Monday, April 21, 2014

REPORT: Patch Management Requires "Automated Approach" to Avoid Cybercrime

Originally published at CBROnline.com on 15 April 2014
---------------
Research reveals a 128.6% rise in vulnerabilities for Microsoft products in 2013 compared to 2012.
by Amy-jo Crowley
Businesses need an automated approach to patch management, according to Secunia's latest annual vulnerability report which revealed 13,073 vulnerabilities in over two thousand products from 539 vendors.

The security firm, which provides vulnerability intelligence for governments, Deutsche Bundesbank and Commerzbank, found 727 vulnerabilities in Internet browsers including Internet Explorer, Chrome, Opera, Firefox and Safari, and 192 in Microsoft products, representing a 128.6% increase compared to 2012.

The research also revealed 70 vulnerabilities in PDF readers Adobe Reader, Foxit Reader, PDF-XChange Viewer, Sumatra PDF and Nitro PDF Reader.

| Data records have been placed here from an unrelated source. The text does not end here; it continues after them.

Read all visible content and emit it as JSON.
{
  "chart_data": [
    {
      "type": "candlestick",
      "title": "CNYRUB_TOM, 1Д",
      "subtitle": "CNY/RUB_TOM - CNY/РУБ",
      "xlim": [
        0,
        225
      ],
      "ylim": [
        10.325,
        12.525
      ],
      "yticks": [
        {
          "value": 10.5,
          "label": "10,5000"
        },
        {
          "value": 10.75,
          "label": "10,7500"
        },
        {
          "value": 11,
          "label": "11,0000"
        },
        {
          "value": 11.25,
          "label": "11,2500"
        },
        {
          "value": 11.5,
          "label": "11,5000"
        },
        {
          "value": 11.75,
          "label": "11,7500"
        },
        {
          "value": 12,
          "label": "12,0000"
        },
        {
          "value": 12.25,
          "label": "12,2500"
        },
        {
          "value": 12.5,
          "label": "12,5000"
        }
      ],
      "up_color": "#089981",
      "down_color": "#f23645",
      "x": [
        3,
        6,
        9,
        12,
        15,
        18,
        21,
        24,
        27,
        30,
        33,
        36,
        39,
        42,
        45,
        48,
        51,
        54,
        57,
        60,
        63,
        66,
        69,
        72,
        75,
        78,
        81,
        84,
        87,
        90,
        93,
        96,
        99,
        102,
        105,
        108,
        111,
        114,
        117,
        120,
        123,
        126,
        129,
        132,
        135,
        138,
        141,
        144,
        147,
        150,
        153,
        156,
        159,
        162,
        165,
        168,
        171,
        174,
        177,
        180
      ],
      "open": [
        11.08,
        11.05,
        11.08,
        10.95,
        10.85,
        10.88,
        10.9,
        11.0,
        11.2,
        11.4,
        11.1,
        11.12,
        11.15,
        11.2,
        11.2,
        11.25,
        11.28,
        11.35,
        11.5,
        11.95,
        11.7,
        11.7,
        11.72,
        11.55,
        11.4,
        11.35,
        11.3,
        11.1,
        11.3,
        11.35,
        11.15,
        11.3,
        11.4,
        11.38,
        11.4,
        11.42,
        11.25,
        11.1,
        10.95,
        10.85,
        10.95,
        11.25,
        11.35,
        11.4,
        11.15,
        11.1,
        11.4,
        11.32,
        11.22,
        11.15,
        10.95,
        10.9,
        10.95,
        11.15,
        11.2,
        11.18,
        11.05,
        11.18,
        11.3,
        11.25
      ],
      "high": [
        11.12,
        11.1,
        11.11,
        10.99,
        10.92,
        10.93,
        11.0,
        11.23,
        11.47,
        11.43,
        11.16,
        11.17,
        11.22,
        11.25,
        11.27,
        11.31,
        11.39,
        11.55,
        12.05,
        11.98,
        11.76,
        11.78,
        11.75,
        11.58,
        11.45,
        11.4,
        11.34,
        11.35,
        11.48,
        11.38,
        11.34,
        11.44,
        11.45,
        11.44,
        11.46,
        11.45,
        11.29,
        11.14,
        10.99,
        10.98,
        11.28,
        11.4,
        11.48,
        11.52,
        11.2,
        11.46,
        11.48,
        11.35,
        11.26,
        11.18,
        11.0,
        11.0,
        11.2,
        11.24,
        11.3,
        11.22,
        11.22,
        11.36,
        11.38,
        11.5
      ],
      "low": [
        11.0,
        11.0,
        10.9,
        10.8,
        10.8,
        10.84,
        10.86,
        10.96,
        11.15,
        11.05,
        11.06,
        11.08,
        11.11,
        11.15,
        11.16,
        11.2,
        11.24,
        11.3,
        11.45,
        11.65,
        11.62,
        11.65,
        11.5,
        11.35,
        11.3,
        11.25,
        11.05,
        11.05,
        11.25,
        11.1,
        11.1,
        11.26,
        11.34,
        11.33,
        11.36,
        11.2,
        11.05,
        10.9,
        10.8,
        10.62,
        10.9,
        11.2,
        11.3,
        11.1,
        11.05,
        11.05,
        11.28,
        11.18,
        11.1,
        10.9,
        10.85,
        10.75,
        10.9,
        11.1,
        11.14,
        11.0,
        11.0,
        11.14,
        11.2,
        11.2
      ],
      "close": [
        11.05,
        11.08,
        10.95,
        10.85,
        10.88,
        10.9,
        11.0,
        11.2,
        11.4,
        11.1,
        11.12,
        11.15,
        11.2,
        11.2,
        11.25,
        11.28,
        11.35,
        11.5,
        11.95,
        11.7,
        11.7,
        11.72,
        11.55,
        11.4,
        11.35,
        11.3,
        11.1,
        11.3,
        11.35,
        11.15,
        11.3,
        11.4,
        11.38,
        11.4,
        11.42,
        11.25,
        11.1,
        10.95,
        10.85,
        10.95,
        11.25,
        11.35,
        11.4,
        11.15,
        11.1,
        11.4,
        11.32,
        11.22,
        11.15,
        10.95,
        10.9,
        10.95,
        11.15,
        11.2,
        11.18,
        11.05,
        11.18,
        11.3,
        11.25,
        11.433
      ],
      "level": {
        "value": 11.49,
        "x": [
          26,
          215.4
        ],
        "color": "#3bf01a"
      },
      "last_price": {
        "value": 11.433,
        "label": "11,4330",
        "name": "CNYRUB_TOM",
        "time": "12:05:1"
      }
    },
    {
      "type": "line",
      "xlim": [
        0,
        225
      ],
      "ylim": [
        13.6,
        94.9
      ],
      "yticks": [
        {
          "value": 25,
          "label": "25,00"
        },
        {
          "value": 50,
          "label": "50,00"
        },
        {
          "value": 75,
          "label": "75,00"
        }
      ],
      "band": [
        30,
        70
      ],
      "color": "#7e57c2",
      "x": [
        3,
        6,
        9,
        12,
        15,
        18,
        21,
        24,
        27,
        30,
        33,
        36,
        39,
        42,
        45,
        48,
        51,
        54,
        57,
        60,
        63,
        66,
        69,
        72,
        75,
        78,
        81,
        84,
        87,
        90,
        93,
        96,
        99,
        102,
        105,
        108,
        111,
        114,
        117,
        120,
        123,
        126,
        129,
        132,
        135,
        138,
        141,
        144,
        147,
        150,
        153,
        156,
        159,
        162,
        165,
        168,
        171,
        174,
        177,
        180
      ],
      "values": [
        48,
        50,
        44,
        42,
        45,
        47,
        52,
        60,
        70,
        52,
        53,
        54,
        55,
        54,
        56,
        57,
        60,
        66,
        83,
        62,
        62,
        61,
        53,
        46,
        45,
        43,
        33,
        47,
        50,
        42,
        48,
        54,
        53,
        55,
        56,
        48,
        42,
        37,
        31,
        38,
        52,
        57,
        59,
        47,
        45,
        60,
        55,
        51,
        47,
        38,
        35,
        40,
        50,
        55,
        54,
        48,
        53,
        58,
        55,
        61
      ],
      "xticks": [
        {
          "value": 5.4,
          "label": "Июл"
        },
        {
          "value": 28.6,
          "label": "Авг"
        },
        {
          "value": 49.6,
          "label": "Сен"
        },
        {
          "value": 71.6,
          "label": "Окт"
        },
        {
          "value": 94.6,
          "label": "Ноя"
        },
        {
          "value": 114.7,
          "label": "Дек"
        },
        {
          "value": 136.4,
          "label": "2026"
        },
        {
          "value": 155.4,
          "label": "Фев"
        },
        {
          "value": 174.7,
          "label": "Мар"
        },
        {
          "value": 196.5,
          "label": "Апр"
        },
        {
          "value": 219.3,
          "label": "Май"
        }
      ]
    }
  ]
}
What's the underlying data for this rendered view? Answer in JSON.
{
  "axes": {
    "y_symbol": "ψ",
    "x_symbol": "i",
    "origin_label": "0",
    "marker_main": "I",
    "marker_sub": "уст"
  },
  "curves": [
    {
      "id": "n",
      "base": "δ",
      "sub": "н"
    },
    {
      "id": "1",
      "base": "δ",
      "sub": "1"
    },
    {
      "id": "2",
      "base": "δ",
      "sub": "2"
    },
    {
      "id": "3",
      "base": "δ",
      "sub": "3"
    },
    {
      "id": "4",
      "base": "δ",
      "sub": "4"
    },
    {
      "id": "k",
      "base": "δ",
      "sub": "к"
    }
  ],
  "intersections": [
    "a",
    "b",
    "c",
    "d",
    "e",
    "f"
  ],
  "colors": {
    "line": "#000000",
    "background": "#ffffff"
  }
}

Kasper Lindgaard, head of research at Secunia, told CBR despite the high number of vulnerabilities, one exploit is all hackers need to impact security.

"No business, large or small, can manually patch all the vulnerable programmes in their infrastructure and keep them patched all the time," he added.

"To patch vulnerabilities in your software you need visibility of your environment to understand where the vulnerability is present and what assets hackers can access through the vulnerability, to determine how critical it is to your business."

He said that the way to protect PCs from hackers exploiting vulnerabilities in software is to apply security patches as soon as they become available.

"With thousands of vulnerabilities discovered each year, it is easy to understand, that a) you need to keep your software programs patched, and that b) you need some form of automated approach to patch management," he said.